Do you shy away from ordering mashed potatoes in restaurants because you know they’re probably loaded with butter and cream? If you do, then you have no choice but to make your own.
The best garlic mashed potatoes you’ve ever had — without all that butter and cream!
And what a joy it is to do so when the recipe yields a light, fluffy and – thanks to the garlic confit – uniquely flavorful result. When you whisk the hot milk into the potatoes, the purée becomes light as air. Just remember that a little butter goes a long way, so no need to use more than what the recipe calls for.

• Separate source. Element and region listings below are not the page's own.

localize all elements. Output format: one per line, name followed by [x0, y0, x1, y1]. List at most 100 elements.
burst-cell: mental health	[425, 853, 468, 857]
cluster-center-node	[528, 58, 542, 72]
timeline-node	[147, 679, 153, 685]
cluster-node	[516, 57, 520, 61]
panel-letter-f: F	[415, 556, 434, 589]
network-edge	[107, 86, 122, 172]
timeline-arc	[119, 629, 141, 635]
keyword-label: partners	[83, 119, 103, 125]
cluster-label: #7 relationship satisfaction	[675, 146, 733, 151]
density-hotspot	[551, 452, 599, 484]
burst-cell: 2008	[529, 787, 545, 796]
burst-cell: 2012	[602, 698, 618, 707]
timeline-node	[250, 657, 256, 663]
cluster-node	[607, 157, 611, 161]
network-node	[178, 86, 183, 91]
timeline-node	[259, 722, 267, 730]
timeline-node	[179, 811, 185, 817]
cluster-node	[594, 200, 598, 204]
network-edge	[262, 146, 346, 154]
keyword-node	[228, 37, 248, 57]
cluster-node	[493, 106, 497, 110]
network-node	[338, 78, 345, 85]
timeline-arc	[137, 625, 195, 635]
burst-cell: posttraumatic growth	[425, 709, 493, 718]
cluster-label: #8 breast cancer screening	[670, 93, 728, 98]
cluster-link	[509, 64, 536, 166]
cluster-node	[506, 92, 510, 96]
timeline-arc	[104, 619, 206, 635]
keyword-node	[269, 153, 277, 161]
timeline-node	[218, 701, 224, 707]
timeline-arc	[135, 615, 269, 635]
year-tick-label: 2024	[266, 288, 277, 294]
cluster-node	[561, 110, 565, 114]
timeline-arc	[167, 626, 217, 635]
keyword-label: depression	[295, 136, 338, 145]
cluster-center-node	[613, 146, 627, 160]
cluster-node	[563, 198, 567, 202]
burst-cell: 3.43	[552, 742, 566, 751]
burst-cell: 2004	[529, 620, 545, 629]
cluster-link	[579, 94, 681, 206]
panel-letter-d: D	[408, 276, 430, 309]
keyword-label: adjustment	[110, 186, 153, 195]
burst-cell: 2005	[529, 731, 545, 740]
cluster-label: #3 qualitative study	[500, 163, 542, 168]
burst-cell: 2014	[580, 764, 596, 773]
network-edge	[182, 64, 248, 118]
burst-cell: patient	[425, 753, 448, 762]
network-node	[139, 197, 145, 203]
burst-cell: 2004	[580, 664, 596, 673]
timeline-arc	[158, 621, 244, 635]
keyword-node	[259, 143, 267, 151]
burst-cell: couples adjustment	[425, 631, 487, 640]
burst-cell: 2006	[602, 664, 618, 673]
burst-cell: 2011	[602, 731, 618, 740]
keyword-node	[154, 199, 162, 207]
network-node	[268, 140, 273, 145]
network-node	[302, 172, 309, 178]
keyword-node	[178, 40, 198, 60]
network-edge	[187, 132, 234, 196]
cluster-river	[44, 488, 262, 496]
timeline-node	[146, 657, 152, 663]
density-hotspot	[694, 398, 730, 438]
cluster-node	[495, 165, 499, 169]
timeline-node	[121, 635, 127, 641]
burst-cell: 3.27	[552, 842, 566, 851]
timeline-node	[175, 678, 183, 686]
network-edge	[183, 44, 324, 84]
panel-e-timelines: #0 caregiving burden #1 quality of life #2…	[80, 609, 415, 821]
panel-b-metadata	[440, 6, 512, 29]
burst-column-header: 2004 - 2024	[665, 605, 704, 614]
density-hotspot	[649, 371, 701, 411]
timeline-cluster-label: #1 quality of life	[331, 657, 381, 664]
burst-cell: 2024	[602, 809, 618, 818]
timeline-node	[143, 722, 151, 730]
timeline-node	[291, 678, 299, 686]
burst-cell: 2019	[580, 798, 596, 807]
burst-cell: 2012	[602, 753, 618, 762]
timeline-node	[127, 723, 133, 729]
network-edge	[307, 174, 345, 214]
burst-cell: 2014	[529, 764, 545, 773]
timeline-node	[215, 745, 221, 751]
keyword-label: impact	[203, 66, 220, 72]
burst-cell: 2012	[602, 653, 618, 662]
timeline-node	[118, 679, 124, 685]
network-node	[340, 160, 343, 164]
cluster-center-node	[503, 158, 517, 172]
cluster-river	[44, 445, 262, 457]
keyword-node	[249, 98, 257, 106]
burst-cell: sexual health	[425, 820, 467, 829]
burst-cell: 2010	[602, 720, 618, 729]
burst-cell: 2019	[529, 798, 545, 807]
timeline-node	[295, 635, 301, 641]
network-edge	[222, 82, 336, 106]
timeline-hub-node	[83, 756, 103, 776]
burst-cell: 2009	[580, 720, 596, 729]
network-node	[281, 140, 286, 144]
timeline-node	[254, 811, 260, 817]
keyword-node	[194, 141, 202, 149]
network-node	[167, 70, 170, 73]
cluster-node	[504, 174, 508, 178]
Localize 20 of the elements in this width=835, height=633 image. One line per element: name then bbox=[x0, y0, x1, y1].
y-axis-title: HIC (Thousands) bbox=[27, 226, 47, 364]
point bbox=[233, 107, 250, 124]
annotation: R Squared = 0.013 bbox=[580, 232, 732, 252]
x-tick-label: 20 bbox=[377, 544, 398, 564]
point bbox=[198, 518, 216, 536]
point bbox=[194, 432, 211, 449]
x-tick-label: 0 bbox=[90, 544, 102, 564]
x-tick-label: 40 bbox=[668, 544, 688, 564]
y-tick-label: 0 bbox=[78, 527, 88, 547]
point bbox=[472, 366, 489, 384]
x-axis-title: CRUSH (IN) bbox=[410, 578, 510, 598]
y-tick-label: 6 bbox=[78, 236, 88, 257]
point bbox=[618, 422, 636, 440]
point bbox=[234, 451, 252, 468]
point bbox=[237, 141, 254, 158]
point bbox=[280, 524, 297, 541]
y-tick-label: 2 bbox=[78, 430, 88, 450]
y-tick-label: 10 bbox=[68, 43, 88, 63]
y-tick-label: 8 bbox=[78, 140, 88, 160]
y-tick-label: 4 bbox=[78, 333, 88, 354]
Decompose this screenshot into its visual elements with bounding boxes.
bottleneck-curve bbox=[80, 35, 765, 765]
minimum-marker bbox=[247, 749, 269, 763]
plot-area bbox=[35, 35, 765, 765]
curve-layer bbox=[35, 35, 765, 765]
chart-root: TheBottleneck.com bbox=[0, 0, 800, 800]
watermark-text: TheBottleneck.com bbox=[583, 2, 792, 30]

The result? Creamy, guilt-free mashed potatoes with the subtle and rich flavor of garlic confit. I call that something to celebrate!
Mashed potatoes with garlic confit
active time: 20 min
- 2 teaspoons sea salt for the boiling water
- 2 lbs (905 g) russet or Yukon Gold potatoes – peeled and cut in 3″ chunks
- 2 tablespoons cold unsalted butter – cut in 1/2″ chunks
- 1 1/4 to 1 1/2 cups milk
- 1/2 cup garlic confit cloves – coarsely mashed with a fork
- 1 teaspoon sea salt
- freshly ground black pepper to taste
- Step 1: Place the salt and potatoes in a large heavy-bottomed pot and fill with enough cold water to cover the potatoes by 2″. Bring to a boil over medium-high heat. Once boiling, fast simmer uncovered for 12 to 14 minutes until the potatoes are tender. Drain and let cool for a few minutes. When the potatoes are cool enough to handle, pass them through a food mill or potato ricer. Add the butter and stir until it has melted.
- Cook’s note: The potatoes can be prepared to this point up to 4 hours ahead. Cover and keep in a cool place, at room temperature.
- Step 2: When ready to serve, heat the milk in a small saucepan until boiling. Remove from heat and set aside. Place the potato purée into a large heavy-bottomed pot and heat over medium heat, stirring constantly. As the purée warms, whip the hot milk into it with a wire whisk 1/2 cup at a time, until the purée is smooth and has reached the desired consistency. Add the garlic confit, salt and pepper. Whip again until well incorporated. Transfer to a serving bowl and serve piping hot.